I didn't check through; but we'll agree that it's sad to see the
complexity you've managed to reduce elsewhere now popping up again
in other places.

Hugh

2015-04-02 15:40:11

by Kirill A. Shutemov

[permalink] [raw]
Subject: Re: [PATCHv4 12/24] thp: PMD splitting without splitting compound page

On Wed, Apr 01, 2015 at 12:08:35PM +0530, Aneesh Kumar K.V wrote:
> "Kirill A. Shutemov" <[email protected]> writes:
>
> > Current split_huge_page() combines two operations: splitting PMDs into
> > tables of PTEs and splitting underlying compound page. This patch
> > changes split_huge_pmd() implementation to split the given PMD without
> > splitting other PMDs this page mapped with or underlying compound page.
> >
> > In order to do this we have to get rid of tail page refcounting, which
> > uses _mapcount of tail pages. Tail page refcounting is needed to be able
> > to split THP page at any point: we always know which of tail pages is
> > pinned (i.e. by get_user_pages()) and can distribute page count
> > correctly.
> >
> > We can avoid this by allowing split_huge_page() to fail if the compound
> > page is pinned. This patch removes all infrastructure for tail page
> > refcounting and make split_huge_page() to always return -EBUSY. All
> > split_huge_page() users already know how to handle its fail. Proper
> > implementation will be added later.
> >
> > Without tail page refcounting, implementation of split_huge_pmd() is
> > pretty straight-forward.
> >
>
> With this we now have pte mapping part of a compound page(). Now the
> gneric gup implementation does
>
> gup_pte_range()
> ptem = ptep = pte_offset_map(&pmd, addr);
> do {
>
> ....
> ...
> if (!page_cache_get_speculative(page))
> goto pte_unmap;
> .....
> }
>
> That page_cache_get_speculative will fail in our case because it does
> if (unlikely(!get_page_unless_zero(page))) on a tail page. ??

IIUC, something as simple as patch below should work fine with migration
entries.

The reason I'm talking about migration enties is that with new refcounting
split_huge_page() breaks this generic fast GUP invariant:

* *) THP splits will broadcast an IPI, this can be achieved by overriding
* pmdp_splitting_flush.

We don't necessary trigger IPI during split. The page can be mapped only
with ptes by split time. That's fine for migration entries since we
re-check pte value after taking the pin. But it seems we don't have
anything in place for compound_lock case.

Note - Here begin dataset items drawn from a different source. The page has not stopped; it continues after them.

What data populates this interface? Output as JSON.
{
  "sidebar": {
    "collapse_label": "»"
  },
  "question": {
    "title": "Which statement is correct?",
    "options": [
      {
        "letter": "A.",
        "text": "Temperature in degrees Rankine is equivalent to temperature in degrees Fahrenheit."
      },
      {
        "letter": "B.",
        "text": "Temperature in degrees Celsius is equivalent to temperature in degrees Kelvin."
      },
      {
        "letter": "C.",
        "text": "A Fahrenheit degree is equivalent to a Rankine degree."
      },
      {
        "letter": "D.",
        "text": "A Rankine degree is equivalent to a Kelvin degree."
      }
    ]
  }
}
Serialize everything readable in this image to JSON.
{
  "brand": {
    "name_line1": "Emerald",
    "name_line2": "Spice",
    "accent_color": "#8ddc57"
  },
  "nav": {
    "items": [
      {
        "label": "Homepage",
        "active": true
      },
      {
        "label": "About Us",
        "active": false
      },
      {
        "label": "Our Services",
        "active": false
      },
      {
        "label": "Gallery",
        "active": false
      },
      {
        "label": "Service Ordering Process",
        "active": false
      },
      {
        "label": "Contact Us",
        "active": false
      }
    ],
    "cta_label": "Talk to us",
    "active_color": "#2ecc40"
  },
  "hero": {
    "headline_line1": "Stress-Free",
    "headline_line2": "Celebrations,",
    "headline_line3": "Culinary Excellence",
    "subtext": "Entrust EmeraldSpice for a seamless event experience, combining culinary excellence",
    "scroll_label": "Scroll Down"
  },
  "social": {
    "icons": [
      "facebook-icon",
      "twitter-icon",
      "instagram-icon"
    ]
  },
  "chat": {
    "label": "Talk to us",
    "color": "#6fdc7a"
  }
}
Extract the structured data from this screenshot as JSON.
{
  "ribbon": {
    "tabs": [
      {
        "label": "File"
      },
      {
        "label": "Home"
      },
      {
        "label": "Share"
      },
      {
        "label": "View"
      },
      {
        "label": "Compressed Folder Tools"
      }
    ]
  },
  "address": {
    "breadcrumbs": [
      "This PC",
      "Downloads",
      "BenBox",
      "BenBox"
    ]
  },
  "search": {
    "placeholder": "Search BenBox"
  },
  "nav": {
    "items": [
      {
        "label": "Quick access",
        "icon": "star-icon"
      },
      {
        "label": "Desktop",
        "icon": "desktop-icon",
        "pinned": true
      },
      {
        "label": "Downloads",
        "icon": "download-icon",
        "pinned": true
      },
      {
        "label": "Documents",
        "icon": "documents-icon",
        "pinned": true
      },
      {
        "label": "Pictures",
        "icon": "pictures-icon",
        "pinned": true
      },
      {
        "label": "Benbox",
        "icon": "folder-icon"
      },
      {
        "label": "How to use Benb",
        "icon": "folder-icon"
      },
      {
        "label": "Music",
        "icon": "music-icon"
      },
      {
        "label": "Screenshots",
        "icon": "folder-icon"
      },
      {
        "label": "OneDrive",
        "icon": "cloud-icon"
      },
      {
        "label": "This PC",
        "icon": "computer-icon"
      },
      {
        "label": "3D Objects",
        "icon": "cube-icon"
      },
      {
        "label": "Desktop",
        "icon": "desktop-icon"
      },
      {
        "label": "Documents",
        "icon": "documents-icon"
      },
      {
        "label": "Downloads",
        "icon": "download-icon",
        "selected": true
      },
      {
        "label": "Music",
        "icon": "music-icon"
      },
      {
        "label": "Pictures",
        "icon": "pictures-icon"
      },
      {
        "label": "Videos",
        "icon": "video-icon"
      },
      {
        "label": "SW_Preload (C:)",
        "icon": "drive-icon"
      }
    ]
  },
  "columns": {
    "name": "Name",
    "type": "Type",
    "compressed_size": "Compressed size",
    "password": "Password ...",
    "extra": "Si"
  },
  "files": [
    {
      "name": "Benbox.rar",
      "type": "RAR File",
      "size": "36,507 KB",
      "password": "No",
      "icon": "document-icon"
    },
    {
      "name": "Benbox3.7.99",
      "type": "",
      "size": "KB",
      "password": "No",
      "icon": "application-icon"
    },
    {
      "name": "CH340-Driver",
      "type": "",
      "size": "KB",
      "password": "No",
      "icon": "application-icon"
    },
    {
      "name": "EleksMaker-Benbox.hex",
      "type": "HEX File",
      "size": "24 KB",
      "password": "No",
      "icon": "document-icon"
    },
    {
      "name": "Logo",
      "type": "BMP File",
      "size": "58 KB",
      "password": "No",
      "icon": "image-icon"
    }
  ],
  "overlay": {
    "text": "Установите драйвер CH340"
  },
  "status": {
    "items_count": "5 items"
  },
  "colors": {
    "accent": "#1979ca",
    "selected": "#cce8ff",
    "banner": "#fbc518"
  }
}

Hm. If I will not find any way to get it work with compound_lock, I would
need to implement new split_huge_page() on migration entries without
intermediate step with compound_lock.

Any comments?

diff --git a/mm/gup.c b/mm/gup.c
index d58af0785d24..b45edb8e6455 100644
--- a/mm/gup.c
+++ b/mm/gup.c
@@ -1047,7 +1047,7 @@ static int gup_pte_range(pmd_t pmd, unsigned long addr, unsigned long end,
* for an example see gup_get_pte in arch/x86/mm/gup.c
*/
pte_t pte = READ_ONCE(*ptep);
- struct page *page;
+ struct page *head, *page;

/*
* Similar to the PMD case below, NUMA hinting must take slow
@@ -1059,15 +1059,17 @@ static int gup_pte_range(pmd_t pmd, unsigned long addr, unsigned long end,

VM_BUG_ON(!pfn_valid(pte_pfn(pte)));
page = pte_page(pte);
+ head = compound_head(page);

- if (!page_cache_get_speculative(page))
+ if (!page_cache_get_speculative(head))
goto pte_unmap;

if (unlikely(pte_val(pte) != pte_val(*ptep))) {
- put_page(page);
+ put_page(head);
goto pte_unmap;
}

+ VM_BUG_ON_PAGE(compound_head(page) != head, page);
pages[*nr] = page;
(*nr)++;

--
Kirill A. Shutemov